Литмир - Электронная Библиотека

Смотрю на девушку, аккуратно вписавшуюся в круг танцующих. Сейчас она двигается рука об руку с мужчиной с льняными волосами, который похож на её брата. Вспоминаю о моих неуклюжих свиданиях на берегу реки, о мужчинах и мальчишках, которые просовывали мне руки между бёдер, а потом умоляли меня никому не рассказывать – «Пожалуйста!» – после того, как мы, закончив, тяжело дышали, мокрые от пота. В свой черёд они говорили, что я красивая, и возможно, это было правдой. Говорили, что я милая – а уж это точно не было правдой. Но всё это они говорили, лишь когда мы оставались в темноте, одни.

– Невинная, – отвечаю я.

Гашпар усмехается, и его шаубе чуть съезжает с плеч, когда он отстраняется. Его лицо сияет в свете костра, словно кусочек янтаря, сорванный с чёрной сосны. Думаю, я стала жертвой жестокой шутки какого-нибудь бога-трикстера, проклятая им на такие мысли: я продолжаю думать, что в отсветах пламени его кожа блестит как полированная бронза, или о том, как напрягается его челюсть, когда мои насмешки попадают в цель. Приказываю себе перестать замечать всё это.

Музыка ненадолго стихает, и один из голосов звучит громче остальных:

– А где Койетан?

– Наверное, прячется у себя в шатре, – отвечает Доротъя. Её хрупкая фигурка прорезает толпу. – Кто-нибудь, сходите за ним?

– Я пойду, – предлагает Гашпар, выступив вперёд немного чересчур ретиво. Очевидно, он отчаянно хочет оставить наш разговор. – Я должен сказать ему, что мне так и не удалось выследить чудовище.

Он смущённо опускает голову, и я чувствую укол вины, сожалея о своей раздражительности и о том, как подкалывала его.

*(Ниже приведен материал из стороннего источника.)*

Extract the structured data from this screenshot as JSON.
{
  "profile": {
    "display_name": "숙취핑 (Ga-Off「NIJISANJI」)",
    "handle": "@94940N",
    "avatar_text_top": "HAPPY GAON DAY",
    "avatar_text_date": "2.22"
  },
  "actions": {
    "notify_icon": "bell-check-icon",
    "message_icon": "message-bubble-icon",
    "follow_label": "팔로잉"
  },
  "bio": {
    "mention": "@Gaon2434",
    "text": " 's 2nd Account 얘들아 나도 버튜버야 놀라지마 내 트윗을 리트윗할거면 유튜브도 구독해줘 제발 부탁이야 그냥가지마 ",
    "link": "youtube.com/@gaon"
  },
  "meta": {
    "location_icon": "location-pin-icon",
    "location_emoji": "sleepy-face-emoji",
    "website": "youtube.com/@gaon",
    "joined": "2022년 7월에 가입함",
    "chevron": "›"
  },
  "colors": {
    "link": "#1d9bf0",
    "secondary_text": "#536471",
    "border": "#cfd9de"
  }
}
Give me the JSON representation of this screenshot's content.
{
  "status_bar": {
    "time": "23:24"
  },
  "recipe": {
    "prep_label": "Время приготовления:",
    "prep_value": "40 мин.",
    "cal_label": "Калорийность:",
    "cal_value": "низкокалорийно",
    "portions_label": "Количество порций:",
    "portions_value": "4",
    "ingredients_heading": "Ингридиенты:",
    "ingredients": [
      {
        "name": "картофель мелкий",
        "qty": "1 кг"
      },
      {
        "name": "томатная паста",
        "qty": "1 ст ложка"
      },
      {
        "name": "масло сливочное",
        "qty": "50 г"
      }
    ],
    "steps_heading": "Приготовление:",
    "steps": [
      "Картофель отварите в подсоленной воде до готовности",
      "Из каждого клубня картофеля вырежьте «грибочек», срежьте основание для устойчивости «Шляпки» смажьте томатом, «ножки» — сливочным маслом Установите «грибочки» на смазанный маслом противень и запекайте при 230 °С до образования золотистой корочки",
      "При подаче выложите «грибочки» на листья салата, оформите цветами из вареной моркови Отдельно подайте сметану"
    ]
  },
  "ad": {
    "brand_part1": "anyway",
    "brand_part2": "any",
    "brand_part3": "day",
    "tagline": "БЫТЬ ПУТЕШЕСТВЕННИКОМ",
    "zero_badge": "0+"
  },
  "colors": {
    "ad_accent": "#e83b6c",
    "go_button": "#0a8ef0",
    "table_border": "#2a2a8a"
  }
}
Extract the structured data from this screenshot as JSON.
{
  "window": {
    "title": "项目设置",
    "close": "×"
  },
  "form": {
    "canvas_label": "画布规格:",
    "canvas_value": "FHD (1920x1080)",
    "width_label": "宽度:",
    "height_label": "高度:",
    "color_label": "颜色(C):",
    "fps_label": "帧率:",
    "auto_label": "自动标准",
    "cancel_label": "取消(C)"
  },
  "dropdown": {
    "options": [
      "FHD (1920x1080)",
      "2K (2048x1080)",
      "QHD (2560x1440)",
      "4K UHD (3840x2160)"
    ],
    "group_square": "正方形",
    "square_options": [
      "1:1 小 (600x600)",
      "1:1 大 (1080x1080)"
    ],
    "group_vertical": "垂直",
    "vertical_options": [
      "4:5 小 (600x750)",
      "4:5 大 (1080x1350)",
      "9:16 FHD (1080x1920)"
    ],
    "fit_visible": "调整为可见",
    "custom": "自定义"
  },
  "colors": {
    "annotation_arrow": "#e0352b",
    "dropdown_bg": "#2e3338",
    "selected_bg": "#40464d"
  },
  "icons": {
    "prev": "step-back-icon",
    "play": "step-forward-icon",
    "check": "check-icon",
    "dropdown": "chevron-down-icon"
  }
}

Он мог бы в самом деле выследить чудовище, если бы я не смеялась над его охотой и не приставала к нему со своими историями.

Гашпар не зовёт меня с собой, но я не желаю оставаться наедине с этими патрифидами, поэтому всё равно иду за ним. Их глаза, отражающие свет костра, яркие, как тлеющие в темноте угли, и их взгляды следуют за мной до самой границы света и тепла. Прикасаюсь к косе в правом кармане, потом к монете в левом – единственное утешение, мой маленький ритуал.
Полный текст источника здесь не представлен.